Sur la demande de déchéance du droit aux intérêts du Crédit mutuel pour absence d’envoi de l’offre de prêt par voie postale :
C’est par des motifs pertinents que la cour adopte que le tribunal a relevé que cette demande atteinte par la prescription, était irrecevable, le délai de prescription de dix ans ramené à cinq ans par la loi du 17 juin 2008, ayant commencé à courir à compter du 20 novembre 2001.
Sur le montant de la créance du Crédit mutuel :
Le Crédit mutuel produit le décompte de sa créance au 13 janvier 2017 pour 70 756,45 euros dont 58 757,19 euros au titre du capital restant dû. Cette créance a été actualisée le 2 décembre 2020 et s’élève désormais à la somme de 78 844,06 euros . Il convient de condamner la SCI du Logis au paiement de cette somme, outre les intérêts au taux contractuel à compter du 2 décembre 2020 jusqu’à la date effective de paiement.
Sur les demandes accessoires :
Chaque partie supportera la charge des dépens exposés en première instance et en appel.

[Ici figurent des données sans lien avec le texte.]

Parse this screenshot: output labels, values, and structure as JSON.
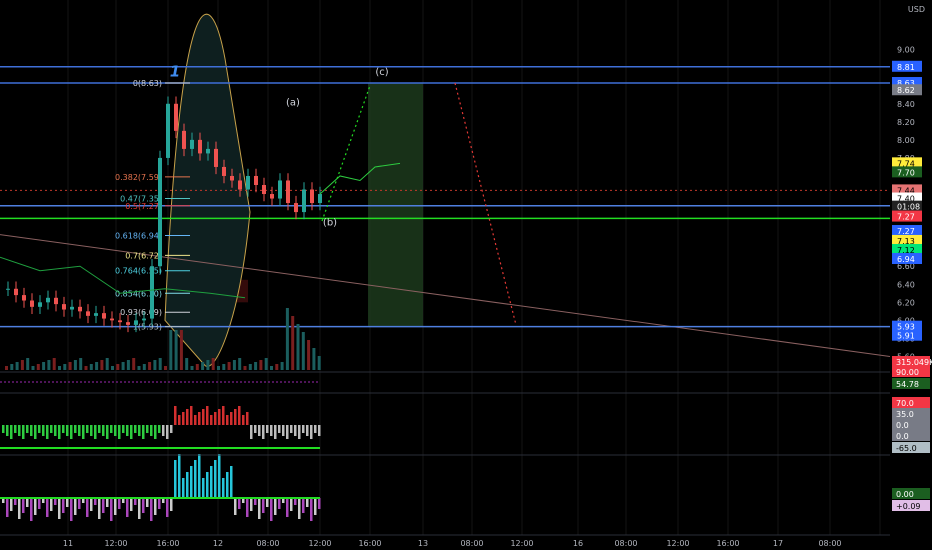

Il n’y a enfin pas matière à application de l’article 700 du code de procédure civile au bénéfice de quiconque en cause d’appel.
PAR CES MOTIFS, LA COUR :
Infirme en toutes ses dispositions le jugement rendu par le tribunal de grande instance de Lorient le 18 Octobre 2017 sauf en ce qu’il a déclaré irrecevable la demande en déchéance du droit aux intérêts formée par la SCI du Logis, M. D X et Mme A C du chef du non respect de l’envoi de l’offre par voie postale et dit que le Crédit mutuel ne peut se prévaloir des engagements de caution conclus par M. X et Mme A C,
Statuant à nouveau sur les chefs infirmés :
Déclare irrecevable la demande en nullité de la clause d’intérêts fondée sur l’omission des frais de souscription de parts sociales et de frais d’actes et de garantie dans le calcul du taux effectif global,
Déboute la SCI du Logis, M. D X et Mme A C de leur demande en nullité de la clause d’intérêts fondée sur l’année lombarde,
Déboute la SCI du Logis, M. D X et Mme A C de leur demande en remboursement des cotisations Eurocompte et des frais bancaires pour la période du mois d’avril au mois de novembre 2013 sur le compte bancaire de la SCI du Logis,
Déboute la SCI du Logis, M. D X et Mme A C de leur demande en dommages-intérêts fondée sur la responsabilité contractuelle du Crédit mutuel de Ploemeur,
Condamne la SCI du Logis à payer à la Caisse de crédit mutuel de Ploemeur la somme de 78 844,06 euros, outre les intérêts au taux contactuel à compter du 2 décembre 2020 jusqu’à la date effective de paiement,
Dit n’y avoir lieu à application de l’article 700 du code de procédure civile,
Dit que chaque partie conservera la charge des dépens qu’elle a exposés en premier instance et en appel en ce compris les frais d’expertise judiciaire qui seront supportés par la SCI du Logis, M. X et Mme C,
Rejette toute demande plus ample ou contraire.